Opposite the bloom filter?

I am trying to optimize a piece of software that basically runs millions of tests. These tests are generated in such a way that there may be some repetition. Of course, I do not want to waste time doing tests that I have already performed, if I can avoid this effectively.

So, I'm thinking of using a Bloom filter to store tests that have already been run. However, the Bloom filter is mistaken on the insecure side for me. It gives false positives. That is, he can report that I checked a test that I do not have. Although this may be acceptable in the scenario I'm working on, I was wondering if there is an equivalent to the Bloom filter, but it is mistaken on the opposite side, that is, it only gives false negatives.
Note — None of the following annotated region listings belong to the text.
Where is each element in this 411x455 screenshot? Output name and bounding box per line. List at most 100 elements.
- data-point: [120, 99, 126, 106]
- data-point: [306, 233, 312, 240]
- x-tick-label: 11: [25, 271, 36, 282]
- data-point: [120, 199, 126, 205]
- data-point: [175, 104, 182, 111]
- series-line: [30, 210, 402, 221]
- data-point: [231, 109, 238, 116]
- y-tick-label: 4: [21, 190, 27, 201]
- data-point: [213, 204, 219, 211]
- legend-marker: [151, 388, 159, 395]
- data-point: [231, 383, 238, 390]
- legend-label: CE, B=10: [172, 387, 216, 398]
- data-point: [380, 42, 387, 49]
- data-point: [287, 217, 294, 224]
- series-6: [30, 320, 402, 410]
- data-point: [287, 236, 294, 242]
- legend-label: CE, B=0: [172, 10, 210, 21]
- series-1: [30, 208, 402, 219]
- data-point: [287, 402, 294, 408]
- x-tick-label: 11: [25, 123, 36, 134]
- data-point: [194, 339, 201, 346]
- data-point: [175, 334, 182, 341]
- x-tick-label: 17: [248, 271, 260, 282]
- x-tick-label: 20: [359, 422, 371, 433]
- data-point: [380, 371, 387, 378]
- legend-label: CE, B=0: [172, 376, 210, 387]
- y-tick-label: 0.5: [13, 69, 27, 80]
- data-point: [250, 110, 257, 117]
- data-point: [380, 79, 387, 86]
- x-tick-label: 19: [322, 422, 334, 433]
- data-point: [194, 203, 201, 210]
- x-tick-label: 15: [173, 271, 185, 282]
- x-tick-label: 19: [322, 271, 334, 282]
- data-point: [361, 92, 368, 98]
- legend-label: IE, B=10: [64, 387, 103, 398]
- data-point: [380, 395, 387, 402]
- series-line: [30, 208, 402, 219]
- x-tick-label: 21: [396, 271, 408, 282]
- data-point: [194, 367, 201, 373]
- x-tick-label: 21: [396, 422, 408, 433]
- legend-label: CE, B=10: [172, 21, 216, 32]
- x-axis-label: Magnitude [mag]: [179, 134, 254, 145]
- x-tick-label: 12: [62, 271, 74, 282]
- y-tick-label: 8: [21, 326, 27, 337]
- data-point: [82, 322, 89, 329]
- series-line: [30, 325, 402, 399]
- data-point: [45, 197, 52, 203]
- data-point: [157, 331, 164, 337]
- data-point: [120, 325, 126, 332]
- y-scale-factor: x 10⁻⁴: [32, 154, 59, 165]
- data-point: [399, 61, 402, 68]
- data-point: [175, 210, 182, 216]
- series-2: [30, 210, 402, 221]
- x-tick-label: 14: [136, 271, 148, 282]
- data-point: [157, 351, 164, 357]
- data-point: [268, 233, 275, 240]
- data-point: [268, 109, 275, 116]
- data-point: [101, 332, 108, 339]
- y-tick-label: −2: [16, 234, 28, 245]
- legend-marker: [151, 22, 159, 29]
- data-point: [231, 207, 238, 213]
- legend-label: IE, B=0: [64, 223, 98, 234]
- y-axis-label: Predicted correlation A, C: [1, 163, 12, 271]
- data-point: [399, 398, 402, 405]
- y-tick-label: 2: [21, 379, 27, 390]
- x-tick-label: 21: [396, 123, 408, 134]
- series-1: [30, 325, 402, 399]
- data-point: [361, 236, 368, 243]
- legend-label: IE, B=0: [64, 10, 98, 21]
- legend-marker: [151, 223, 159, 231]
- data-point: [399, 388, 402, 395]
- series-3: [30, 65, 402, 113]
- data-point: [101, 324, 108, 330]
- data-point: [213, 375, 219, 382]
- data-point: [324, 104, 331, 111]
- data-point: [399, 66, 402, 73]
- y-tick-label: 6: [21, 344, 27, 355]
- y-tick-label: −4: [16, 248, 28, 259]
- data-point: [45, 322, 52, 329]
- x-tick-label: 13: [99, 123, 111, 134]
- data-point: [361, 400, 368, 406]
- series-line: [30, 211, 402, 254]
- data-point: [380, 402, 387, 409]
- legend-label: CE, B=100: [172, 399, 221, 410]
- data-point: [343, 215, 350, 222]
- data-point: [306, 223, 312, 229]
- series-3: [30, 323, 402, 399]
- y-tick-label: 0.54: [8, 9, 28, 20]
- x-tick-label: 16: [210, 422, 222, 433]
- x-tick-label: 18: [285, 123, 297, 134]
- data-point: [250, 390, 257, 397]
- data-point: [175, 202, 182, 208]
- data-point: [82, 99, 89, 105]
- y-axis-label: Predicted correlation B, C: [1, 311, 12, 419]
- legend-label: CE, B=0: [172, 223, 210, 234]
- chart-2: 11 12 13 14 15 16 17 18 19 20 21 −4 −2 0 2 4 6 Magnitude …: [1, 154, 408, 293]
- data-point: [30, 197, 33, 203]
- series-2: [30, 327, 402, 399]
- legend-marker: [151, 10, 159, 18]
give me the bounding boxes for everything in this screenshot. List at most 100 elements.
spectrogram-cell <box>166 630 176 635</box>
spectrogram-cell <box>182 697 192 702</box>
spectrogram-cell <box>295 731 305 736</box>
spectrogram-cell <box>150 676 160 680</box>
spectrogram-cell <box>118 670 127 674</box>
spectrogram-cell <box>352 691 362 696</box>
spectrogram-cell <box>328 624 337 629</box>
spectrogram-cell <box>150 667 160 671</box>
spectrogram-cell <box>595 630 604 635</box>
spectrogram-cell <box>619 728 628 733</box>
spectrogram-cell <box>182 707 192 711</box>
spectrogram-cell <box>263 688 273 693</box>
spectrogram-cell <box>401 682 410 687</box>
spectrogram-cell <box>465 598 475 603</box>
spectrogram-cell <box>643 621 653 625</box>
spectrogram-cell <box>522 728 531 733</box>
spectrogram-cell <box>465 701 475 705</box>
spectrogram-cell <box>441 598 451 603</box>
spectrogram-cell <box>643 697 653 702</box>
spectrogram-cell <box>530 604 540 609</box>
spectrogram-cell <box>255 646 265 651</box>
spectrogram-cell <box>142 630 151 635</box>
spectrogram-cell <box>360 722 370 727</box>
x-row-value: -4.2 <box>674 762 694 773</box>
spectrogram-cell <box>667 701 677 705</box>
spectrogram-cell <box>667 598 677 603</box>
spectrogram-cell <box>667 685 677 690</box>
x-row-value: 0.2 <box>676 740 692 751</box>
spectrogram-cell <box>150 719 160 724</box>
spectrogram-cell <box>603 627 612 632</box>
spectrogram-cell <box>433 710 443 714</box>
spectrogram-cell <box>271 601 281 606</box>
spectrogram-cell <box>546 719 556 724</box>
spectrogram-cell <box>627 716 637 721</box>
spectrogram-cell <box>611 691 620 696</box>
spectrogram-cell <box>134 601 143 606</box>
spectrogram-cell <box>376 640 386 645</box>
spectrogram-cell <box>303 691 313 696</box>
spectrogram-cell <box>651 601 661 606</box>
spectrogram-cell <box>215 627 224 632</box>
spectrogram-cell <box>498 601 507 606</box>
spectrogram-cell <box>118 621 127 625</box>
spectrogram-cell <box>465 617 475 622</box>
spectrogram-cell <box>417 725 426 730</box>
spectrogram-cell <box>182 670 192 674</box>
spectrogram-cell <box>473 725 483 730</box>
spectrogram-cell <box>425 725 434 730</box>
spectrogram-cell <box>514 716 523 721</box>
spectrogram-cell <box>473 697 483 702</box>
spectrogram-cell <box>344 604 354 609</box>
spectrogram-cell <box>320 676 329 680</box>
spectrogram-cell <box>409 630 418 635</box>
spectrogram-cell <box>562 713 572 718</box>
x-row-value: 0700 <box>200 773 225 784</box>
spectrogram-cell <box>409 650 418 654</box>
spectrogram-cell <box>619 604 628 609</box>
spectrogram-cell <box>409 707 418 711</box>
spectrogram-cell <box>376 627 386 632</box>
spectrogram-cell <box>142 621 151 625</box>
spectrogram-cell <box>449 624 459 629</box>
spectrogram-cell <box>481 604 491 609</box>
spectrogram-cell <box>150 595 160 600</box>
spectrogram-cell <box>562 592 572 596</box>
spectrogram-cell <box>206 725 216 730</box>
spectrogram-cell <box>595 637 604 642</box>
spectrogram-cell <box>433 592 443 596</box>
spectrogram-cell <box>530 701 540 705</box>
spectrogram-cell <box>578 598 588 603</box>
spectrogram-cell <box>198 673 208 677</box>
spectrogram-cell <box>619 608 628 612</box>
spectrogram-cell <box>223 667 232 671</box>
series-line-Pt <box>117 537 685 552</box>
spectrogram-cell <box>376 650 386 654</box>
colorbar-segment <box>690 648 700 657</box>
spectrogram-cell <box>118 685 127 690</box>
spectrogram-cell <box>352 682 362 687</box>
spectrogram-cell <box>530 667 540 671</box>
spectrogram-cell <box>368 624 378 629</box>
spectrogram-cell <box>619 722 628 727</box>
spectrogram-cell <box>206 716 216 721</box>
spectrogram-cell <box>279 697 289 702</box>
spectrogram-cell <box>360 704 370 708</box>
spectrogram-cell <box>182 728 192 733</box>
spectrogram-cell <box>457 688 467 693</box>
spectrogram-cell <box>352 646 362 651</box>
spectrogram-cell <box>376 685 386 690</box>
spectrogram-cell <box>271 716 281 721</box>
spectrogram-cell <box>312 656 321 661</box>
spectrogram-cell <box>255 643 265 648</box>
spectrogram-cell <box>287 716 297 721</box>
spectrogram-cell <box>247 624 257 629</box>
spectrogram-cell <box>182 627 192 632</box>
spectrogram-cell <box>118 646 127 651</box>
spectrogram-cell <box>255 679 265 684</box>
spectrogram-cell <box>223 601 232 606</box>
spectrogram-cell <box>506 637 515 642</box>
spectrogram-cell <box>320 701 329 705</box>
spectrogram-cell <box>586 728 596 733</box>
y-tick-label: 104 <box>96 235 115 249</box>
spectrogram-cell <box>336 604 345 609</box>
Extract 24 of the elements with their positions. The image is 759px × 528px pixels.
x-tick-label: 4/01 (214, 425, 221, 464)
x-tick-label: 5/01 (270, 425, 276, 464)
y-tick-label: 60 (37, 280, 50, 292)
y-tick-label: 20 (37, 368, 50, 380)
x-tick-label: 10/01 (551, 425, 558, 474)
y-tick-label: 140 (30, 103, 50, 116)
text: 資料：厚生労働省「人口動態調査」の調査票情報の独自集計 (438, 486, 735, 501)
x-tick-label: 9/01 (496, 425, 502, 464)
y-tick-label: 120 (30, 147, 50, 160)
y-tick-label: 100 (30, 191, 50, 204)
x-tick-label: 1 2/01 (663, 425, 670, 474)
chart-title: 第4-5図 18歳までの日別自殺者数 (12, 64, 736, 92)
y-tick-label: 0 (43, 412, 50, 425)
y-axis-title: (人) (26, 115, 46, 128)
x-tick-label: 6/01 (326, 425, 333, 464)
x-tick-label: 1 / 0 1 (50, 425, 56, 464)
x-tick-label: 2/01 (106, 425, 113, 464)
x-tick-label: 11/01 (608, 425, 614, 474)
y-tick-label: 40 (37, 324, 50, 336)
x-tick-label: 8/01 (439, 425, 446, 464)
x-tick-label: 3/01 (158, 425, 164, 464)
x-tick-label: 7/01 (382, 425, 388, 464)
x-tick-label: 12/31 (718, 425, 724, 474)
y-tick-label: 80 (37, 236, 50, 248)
I looked through the literature with no luck.

+50
data-structures bloom-filter
Mar 11 '09 at 18:18
source share
9 answers

Yes, a lossy hash table or LRUCache is an O (1) quick lookup data structure that will give false negatives - if you ask, “If I run test X,” it will tell you: “Yes, you definitely have ", or" I don’t remember. "

Sorry for the extremely rude pseudo code:

setup_test_table(): create test_table( some large number of entries ) clear each entry( test_table, NEVER ) return test_table has_test_been_run_before( new_test_details, test_table ): index = hash( test_details , test_table.length ) old_details = test_table[index].detail // unconditionally overwrite old details with new details, LRU fashion. // perhaps some other collision resolution technique might be better. test_table[index].details = new_test_details if ( old_details === test_details ) return YES else if ( old_details === NEVER ) return NEVER else return PERHAPS main() test_table = setup_test_table(); loop test_details = generate_random_test() status = has_test_been_run_before( test_details, test_table ) case status of YES: do nothing; NEVER: run test (test_details); PERHAPS: if( rand()&1 ) run test (test_details); next loop end. 
+20
Jun 15 '10 at 5:55
source share

The exact data structure that performs this task is a Direct-mapped cache and is commonly used in CPUs.

 function set_member(set, item) set[hash(item) % set.length] = item function is_member(set, item) return set[hash(item) % set.length] == item 
+9
Jun 13 2018-12-12T00:
source share

Is it possible to save tests that you did not run? This should invert the filter behavior.

+6
May 09 '09 at 9:18
source share

What about LRUCache?

0
Jun 17 '09 at 6:46
source share

I'm sorry that I will not help much - I do not think that this is possible. If test execution cannot be ordered, perhaps use a packaged format (8 tests per byte!) Or a good sparse library of arrays to store the results in memory.

0
Jun 17 '09 at 7:17
source share

I think you are giving up part of the decision; to completely eliminate false positives, you still have to keep track of which ones were executed, and essentially use a flowering filter as a shortcut to identify a test that definitely didn't run.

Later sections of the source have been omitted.